Weltweit sollen schätzungsweise ganze 15 Prozent der vom Menschen verursachten Treibhausgase aus der Nutztierhaltung stammen, schätzt die Ernährungs- und Landwirtschaftsorganisation der Vereinten Nationen (FAO). „In der gesamten westlichen Welt stagniert, beziehungsweise sinkt der Fleischverbrauch leicht, ausgehend von einem hohen Niveau“, so Adolf Marksteiner, Tierhaltungsexperte der Landwirtschaftskammer Österreich. Trotzdem ist unser Fleischkonsum überdurchschnittlich hoch. 2020 lag nach Angaben der FAO der durchschnittliche Fleischkonsum pro Kopf weltweit bei 43,1 kg, in Österreich 2019 bei 62,6 kg.
An einem 25 % Aktionssamstag in einem Supermarkt drängen sich die Menschen nur so vor der Fleischtheke. Es ist laut und die Menschen blicken sehnsüchtig zu den Verkäufern. „Ich hätt‘ gern ein Steak“, „Ein halbes Kilo Faschiertes bitte“, „Ich nehme drei Schnitzerl“. Für die Mitarbeiter ist viel zu tun. Von Bio ist selten die Rede. In einer Woche verzehrt ein Österreicher durchschnittlich 1,2 kg Fleisch und Wurst. Nach den Empfehlungen der Österreichischen Gesellschaft für Ernährung sollen Menschen zwischen 19 und 65 Jahren maximal drei Portionen fettarmes Fleisch oder fettarme Fleischprodukte pro Woche zu sich nehmen. Eine Portion entspricht rund 100 bis 150 g, was 300 bis 450 g Fleisch pro Woche bedeuten würde. Um diesen Wert zu erreichen, müssten wir auf rund zwei Drittel verzichten. Das könnte schwierig werden. Wenn man einen Blick auf die Speisepläne in Österreichs Kantinen wirft, findet man vorwiegend Fleischgerichte. Aber die Hoffnung lebt, denn egal ob im Amt oder in Großkonzernen, es stehen jeden Tag zwischen Cordon Bleu und Hühnerschnitzel auch Gemüseeintopf oder Falafelbällchen zur Auswahl. Vegetarisch geht, vegan ist jedoch nirgendwo zu finden, Fleischgerichte behalten die Vorherrschaft.
„Die Pflanzenfresser sind im Vormarsch, aber auch für die Fleischfresser gibt es Hoffnung!“
Die Zahl der sich fleischlos oder sogar vollkommen pflanzlich ernährenden Menschen in Österreich steigt stetig an. Vor allem jüngere Bevölkerungsgruppen greifen seltener zu Fleisch und anderen tierischen Lebensmitteln, so Marksteiner.
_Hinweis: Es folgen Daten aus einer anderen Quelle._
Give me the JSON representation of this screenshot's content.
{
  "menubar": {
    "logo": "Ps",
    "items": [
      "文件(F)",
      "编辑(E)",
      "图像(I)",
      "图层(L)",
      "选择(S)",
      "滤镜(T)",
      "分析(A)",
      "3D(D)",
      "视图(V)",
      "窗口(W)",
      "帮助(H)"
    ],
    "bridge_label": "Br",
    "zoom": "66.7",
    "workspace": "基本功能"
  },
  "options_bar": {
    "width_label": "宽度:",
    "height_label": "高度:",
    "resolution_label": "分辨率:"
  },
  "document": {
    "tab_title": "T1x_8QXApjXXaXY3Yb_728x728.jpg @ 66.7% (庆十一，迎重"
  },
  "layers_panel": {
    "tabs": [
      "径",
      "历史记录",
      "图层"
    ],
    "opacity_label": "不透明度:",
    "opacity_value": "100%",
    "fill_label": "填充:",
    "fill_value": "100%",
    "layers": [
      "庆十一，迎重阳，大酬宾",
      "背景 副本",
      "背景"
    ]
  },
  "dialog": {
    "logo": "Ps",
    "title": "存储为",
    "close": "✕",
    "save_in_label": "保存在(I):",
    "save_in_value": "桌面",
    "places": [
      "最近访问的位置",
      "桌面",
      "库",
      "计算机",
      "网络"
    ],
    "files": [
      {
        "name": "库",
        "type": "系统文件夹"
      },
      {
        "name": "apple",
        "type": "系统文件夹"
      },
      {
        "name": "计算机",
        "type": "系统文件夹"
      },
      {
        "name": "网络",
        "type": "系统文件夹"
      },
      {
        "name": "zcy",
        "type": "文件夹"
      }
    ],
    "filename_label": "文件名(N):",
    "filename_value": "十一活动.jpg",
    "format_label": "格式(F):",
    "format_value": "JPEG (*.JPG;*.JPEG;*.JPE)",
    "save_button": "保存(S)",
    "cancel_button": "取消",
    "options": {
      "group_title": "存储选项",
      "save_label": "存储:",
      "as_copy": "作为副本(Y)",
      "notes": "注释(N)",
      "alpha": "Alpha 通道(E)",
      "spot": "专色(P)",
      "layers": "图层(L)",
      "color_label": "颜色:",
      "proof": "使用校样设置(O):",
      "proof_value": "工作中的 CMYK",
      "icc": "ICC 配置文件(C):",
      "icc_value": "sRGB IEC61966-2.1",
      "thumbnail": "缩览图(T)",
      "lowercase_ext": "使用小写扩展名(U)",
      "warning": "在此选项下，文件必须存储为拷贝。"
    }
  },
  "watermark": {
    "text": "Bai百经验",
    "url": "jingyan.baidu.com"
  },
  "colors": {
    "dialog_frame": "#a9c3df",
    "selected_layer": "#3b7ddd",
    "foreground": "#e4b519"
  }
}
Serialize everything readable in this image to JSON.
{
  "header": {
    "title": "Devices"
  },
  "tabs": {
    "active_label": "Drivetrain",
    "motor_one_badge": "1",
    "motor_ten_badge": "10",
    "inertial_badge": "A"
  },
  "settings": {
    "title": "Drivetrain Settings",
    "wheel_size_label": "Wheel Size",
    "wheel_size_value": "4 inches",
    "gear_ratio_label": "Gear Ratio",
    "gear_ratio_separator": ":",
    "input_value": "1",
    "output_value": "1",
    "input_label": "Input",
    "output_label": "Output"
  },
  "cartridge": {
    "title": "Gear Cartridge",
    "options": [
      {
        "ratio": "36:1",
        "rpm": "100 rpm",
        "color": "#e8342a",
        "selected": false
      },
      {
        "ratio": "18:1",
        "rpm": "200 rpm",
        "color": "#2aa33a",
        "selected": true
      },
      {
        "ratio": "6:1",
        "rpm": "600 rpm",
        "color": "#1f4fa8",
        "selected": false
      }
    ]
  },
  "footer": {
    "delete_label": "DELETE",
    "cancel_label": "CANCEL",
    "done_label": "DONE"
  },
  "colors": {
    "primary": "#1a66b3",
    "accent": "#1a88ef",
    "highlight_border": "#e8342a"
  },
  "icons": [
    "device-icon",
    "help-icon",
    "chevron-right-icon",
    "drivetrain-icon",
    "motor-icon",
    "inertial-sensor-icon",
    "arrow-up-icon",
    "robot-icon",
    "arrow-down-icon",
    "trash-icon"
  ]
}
Das zeigt auch die Agrarmarktanalyse der AMA-Marketing. Und jetzt bitte alle 40plus achtgeben: Demnach wurden über 70 Prozent des Fleisches zwischen Jänner und September 2020 von Haushalten mit einem Haushaltsführer über 40 Jahren gekauft. Da können wir doch etwas ändern, oder? „Ja, wir können das!“, so Martin Geser, Gerichtssachverständiger, Landwirt und Experte auf den Gebieten Natur- und Umweltschutz sowie Tierhaltung und Tierschutz. Wir müssen nicht vollständig auf Fleisch verzichten. Nur nicht zu Billigfleisch greifen! Denn das sei das Schlimmste, das man tun kann. „Da rate ich auch als Fleischerzeuger dazu, wenig und dafür gutes und möglicherweise auch teures Fleisch zu essen.“ Als Konsument wird man im Supermarkt aber ganz im Gegenteil dazu verführt, zum günstigsten Stück Fleisch zu greifen. Im Superdiskonter leuchtet die Fleischtheke nur so in rot: Schilder, auf denen „Dauerhaft preisgesenkt!“ oder „Aktion“ zu lesen ist, leuchten den Kunden aus dem Kühlschrank entgegen. Im Einkaufswagen findet sich Schweinefilet und XXL Putenschnitzel. 500 g Faschiertes gibt es in Aktion um € 3,19 und Hendl-Innenfilets um € 2,49. Bei einem Nettoeinkommen von rund € 1400 im Monat, als Angestellter im Einzelhandel, ist es nicht jedem möglich, die Familie vom feinsten Bio-Hendl zu ernähren. Wenn dann im Supermarkt das Bio-Hendlfilet um € 27,99 / kg fast dreimal so viel kostet, als die konventionelle Alternative um € 9,98 / kg, fällt die Entscheidung nicht schwer.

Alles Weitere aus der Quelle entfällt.